The house has certainly forsaken the first premise, but the owner himself defends the construction which involves harvesting the stone and wood primarily from the site and state of the art building thermal envelopes and air handling equipment to be as efficient as possible.

The owner certainly built his house with all the New England frugality that his coast is famous for, but also with the showiness of that coast as well.  It is hard to place this house in either tradition without considering the other.  I once saw a custom car plate that read “Humble”.  Does that mean the car owner is or isn’t?  Does a green label on a large house mean the house owner is or isn’t?

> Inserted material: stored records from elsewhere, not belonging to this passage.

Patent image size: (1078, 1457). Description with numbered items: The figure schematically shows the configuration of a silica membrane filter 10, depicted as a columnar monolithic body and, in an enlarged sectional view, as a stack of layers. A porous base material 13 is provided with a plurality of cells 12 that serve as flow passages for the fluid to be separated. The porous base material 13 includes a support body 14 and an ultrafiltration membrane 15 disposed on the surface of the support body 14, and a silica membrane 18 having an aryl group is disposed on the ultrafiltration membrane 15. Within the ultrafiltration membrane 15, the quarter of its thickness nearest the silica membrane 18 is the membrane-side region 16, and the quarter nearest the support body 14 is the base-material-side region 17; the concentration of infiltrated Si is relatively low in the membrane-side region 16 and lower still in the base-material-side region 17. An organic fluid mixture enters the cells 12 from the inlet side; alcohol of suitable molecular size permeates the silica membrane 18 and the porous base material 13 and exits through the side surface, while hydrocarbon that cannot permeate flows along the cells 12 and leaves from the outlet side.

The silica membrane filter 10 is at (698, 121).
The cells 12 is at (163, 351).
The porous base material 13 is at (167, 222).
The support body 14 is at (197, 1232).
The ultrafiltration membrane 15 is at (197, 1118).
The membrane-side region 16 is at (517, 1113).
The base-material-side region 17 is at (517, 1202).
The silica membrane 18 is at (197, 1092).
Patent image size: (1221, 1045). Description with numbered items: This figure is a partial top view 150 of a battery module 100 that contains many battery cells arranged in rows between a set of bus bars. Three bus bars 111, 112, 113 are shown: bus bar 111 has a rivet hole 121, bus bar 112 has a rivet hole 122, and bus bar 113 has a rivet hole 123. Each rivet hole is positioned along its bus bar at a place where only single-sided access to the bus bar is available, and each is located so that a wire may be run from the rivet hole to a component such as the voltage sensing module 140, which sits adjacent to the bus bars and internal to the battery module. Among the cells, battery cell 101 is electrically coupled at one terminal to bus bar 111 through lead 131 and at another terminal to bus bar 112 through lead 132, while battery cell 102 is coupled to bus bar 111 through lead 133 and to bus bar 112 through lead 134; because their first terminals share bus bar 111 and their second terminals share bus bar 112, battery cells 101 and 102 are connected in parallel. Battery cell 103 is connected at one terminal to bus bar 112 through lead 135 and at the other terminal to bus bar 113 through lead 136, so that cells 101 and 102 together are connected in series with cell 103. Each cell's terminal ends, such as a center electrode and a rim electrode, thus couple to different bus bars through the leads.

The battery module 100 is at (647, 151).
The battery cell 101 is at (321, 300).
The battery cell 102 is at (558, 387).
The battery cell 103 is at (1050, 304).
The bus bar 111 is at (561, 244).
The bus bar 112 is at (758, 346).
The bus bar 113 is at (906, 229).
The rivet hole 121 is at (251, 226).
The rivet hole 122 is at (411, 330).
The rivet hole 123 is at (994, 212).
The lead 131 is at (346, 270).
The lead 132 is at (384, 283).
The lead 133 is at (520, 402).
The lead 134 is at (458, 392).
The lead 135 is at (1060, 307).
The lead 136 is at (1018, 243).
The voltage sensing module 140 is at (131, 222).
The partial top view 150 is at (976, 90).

On the opposite coast, in the heart of liberal, environment advocate central Berkley, another house intends to challenge these notions of size and greenitude.  Neighbors Oppose Green Label for the Software Mogul Mitch Kapor’s Big House –

As opposed to an uncertified claim of green by the New England house owner, the battle lines for this West Coast house are drawn in a community driven green building label.  And again, the labeling is structured and codified to the point that a clever designer can achieve a green label without the rigor of explaining its size.  Unlike a more general standard such as LEED for Homes by the USGBC or a energy efficiency centered program such as EnergyStar by the Department of Energy, this local green building program does not factor for size or consumption.  Instead of looking to the first premise, the program follows a more mild objective which is to encourage those that build to be “more” green than they otherwise would.

This is weak policy, when such a house consumes such a swath of resources and energy, and still can get a government certified stamp of green approval.  I applaud the citizens of that community for being outraged at the hypocrisy, and yet I am sympathetic to the local government for moving our collective whole toward a greener way.

As a design/build professional caught in the middle, literally in Little Rock, Arkansas, I navigate the green ways and by ways of various building programs such as LEED, EnergyStar, HERS, and just good ole fashioned common sense.  Of the choices, I trust the latter.